Hello everyone,
I’m trying to count energy deposition for photons, beta particles and neutrons.
I learned from the Theory and Mathedology manual that OpenMc obtains all relevant components of fission energy release through modifications to heating reaction.
But I’m not sure whether energy of delayed fission photons and energy of prompt fission photons are both computed from NJOY. Is one of the two types of energies estimated proportionally according to the other?
In addition, how could I get energy deposition for beta particles?
Any help regarding this topic would be very appreciated.
Kimberly
1 Like
Hi @Kimberly and welcome to the community!
NJOY does not include delayed fission photon energy in the KERMA values that it produces in the HEATR module.
Because we generally don’t know what the spectrum of delayed fission photons looks like, what we do instead is to artificially increase the yield of prompt photons from fission in order to produce the same amount of energy that would be produced by both prompt and delayed photons. This is done by default, although you can turn it off with settings.delayed_photon_scaling = False
.
Most heating-related scores (heating
, fission-q-recoverable
, and kappa-fission
) include the energy from beta particles. I’d recommend taking a look at the description of the scores here.
Thank you @paulromano for your reply.
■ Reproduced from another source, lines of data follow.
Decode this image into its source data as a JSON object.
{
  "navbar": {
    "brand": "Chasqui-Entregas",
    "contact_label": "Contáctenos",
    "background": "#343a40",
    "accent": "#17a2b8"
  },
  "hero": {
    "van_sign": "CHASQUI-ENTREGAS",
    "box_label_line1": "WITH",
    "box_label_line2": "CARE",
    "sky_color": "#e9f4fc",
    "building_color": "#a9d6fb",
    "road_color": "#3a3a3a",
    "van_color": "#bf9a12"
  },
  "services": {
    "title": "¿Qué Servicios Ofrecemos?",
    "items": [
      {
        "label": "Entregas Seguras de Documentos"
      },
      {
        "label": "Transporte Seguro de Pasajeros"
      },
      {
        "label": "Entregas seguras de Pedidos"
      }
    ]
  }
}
If my understanding is correct, when I turn the treatment for delayed fission photons off, OpenMC treats photons in the same way as MCNP.
In fact, I had done a test for a cube filled with U235. Here is the input file
U-cube.py (3.9 KB). The energy deposions for photons computed from OpenMC and MCNP are 10.79MeV/source and 7.01MeV/source, respectively. What causes the difference?
Thanks,
Kimberly
Please @paulromano, do you have any comments on this?
Thank you,
Kimberly
Hi @Kimberly. The value from MCNP (7.01 MeV/source) sounds like it just includes the prompt photon energy. If you are looking at the heating
value from OpenMC, that includes the energy deposited not only by prompt photons produced from fission but also by photons produced from (n,γ) reactions. That is the most likely source of the difference you are seeing.
Thank you @paulromano for your reply. I will look in to that.